The pre-diabetes screening noise is part of the larger red herring movement of wellness and prevention in corporate insurance plans. The prevention-pushers claim the usual something-for-nothing outcomes, and GIMeC once again diverts us from the more difficult conversations we must have to lower healthcare costs in this country.
Excellent, excellent post.
This is the same mindset that believes in the intrinsic value of measurement for the sake of measurement, and that shows up in our professional societies’s unjustifed enthusiasm for P4P.
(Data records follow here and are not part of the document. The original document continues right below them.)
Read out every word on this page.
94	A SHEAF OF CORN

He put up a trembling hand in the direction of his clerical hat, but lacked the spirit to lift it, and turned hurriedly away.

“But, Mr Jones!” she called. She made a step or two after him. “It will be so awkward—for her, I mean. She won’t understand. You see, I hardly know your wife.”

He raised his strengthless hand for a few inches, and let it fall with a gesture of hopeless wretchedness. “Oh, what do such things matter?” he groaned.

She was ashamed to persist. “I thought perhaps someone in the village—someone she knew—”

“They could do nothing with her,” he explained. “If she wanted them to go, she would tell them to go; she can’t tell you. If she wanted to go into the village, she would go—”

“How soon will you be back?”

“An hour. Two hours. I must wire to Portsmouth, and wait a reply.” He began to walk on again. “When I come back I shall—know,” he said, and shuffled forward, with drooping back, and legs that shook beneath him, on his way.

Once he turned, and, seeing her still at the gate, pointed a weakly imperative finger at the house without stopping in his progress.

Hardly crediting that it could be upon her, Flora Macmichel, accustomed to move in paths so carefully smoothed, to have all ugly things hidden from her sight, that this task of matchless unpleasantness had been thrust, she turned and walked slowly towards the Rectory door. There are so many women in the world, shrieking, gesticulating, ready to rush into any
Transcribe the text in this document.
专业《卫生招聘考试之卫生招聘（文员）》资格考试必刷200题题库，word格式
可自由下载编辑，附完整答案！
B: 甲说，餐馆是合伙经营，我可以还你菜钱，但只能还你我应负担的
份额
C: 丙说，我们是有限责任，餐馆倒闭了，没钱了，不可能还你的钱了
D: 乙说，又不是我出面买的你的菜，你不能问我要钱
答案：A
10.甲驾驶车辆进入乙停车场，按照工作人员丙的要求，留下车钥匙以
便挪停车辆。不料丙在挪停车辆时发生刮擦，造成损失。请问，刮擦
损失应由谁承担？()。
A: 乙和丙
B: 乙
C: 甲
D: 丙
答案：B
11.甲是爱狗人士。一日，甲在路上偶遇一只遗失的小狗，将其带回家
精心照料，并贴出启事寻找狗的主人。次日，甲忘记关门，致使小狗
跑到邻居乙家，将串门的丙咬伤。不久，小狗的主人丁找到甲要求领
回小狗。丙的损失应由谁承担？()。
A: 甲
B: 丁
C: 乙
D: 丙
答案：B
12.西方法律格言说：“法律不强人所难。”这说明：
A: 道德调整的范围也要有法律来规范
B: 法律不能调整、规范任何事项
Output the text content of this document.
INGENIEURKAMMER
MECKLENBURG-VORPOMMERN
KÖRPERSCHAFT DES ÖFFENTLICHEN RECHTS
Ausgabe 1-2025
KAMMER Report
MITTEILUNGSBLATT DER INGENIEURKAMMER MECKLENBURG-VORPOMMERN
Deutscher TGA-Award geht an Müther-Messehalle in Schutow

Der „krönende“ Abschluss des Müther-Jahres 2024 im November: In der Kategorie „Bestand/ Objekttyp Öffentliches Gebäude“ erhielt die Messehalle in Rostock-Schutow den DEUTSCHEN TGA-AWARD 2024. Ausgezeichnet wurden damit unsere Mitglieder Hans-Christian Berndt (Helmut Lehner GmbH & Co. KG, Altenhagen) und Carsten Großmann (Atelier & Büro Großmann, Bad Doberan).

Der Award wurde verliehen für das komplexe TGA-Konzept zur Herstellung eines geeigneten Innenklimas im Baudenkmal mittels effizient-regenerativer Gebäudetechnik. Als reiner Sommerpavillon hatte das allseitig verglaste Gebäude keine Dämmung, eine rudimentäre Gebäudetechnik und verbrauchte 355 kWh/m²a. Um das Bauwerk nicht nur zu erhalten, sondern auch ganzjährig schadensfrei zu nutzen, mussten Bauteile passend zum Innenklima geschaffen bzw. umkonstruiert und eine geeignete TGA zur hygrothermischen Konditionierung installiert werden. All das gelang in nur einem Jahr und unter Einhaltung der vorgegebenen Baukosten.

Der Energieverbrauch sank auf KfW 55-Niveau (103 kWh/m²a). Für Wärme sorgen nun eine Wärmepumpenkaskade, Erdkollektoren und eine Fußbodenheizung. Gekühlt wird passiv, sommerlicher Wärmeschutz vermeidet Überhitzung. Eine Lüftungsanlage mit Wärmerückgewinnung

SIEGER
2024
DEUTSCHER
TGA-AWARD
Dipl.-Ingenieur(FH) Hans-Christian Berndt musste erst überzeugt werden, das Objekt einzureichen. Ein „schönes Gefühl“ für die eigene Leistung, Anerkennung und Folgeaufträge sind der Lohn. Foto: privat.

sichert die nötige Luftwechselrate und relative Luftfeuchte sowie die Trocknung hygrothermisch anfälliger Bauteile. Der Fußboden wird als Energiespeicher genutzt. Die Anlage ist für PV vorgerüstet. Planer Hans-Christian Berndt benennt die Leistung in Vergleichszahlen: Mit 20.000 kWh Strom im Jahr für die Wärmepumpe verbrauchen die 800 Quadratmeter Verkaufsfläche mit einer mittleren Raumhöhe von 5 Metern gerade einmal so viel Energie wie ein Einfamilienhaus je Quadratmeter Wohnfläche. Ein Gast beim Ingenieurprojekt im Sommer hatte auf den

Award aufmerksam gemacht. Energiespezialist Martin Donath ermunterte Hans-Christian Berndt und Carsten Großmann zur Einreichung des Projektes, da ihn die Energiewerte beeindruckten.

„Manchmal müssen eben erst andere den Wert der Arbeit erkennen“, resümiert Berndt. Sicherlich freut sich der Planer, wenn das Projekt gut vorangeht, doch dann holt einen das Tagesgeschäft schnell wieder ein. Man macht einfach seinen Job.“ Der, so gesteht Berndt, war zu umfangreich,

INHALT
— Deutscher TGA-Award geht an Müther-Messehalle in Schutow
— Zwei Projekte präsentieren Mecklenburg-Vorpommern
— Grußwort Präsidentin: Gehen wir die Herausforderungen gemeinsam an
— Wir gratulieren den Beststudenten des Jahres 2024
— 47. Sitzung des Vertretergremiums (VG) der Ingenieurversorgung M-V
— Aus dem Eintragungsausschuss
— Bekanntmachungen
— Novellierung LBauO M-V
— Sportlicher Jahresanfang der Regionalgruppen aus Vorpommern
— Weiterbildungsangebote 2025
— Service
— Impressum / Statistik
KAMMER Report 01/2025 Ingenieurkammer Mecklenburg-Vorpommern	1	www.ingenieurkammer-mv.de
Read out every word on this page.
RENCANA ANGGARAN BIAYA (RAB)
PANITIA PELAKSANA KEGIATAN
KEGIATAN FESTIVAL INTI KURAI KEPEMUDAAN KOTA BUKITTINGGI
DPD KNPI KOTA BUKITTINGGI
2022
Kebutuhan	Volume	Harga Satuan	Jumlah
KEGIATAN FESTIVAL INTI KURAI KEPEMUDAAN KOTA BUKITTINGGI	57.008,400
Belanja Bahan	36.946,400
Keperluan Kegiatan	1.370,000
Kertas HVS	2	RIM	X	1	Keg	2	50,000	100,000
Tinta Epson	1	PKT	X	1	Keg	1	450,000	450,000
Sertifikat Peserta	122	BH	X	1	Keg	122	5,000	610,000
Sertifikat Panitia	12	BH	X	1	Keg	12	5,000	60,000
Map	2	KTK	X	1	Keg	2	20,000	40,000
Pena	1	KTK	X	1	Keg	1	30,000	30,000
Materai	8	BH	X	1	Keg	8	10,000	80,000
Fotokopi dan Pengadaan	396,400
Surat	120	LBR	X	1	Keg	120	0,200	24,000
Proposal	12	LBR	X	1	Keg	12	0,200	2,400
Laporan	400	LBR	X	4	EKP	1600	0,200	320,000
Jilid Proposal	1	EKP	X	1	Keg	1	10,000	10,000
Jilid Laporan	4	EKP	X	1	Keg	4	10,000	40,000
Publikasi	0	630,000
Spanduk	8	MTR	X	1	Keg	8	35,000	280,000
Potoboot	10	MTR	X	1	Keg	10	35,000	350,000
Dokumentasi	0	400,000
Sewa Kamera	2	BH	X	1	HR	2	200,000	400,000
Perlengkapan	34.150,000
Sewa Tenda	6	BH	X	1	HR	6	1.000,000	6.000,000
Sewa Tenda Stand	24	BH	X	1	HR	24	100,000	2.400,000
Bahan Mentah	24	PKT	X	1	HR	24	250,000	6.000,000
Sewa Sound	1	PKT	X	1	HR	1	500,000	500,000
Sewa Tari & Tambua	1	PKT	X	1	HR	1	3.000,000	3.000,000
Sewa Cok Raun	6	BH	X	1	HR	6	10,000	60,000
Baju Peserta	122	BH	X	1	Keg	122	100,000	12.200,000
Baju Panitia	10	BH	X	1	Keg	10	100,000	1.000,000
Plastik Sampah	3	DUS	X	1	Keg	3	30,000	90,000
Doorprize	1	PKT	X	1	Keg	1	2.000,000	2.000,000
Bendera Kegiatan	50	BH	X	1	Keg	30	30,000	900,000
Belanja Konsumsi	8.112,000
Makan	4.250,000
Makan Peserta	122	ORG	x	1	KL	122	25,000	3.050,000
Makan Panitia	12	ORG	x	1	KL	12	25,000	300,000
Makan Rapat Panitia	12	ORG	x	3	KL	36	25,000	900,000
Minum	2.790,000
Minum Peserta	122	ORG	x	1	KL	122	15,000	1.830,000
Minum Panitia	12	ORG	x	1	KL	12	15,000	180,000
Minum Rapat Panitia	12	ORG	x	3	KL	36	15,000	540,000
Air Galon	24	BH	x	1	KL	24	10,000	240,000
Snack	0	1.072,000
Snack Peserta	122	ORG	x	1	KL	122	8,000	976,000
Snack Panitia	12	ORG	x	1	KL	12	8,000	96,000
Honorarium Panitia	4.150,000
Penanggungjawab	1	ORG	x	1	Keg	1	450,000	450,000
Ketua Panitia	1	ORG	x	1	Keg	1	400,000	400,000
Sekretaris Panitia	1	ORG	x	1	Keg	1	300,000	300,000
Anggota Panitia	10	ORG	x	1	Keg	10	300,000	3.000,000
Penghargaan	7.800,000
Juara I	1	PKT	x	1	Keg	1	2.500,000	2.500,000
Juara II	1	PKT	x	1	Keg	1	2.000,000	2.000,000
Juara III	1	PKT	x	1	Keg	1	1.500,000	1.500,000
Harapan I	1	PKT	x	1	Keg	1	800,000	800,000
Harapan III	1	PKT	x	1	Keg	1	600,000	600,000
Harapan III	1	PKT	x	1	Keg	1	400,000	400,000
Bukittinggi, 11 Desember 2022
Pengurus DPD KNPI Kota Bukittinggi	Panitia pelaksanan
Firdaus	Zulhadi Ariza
How as practicing physicians can we combat this ignorance?
Robert,
Thanks for the support. All I know to do is keep throwing the ideas out there, and maybe someday somehow it will resonate with people who want our healthcare system to cost less.
Richard
But it is not just diabetes; how about the poor lady with breast 12 years ago whose oncologist tells her she has to see him for blood work every three months so her cancer will not come back! And don’t forget the level 4 office visit that Medicare pays for.
And let’s face it most ologist think family docs are stupid—little do they know how awesome we are! Keep up the good work!
I’m coming to Dallas in a couple for weeks for some R and R.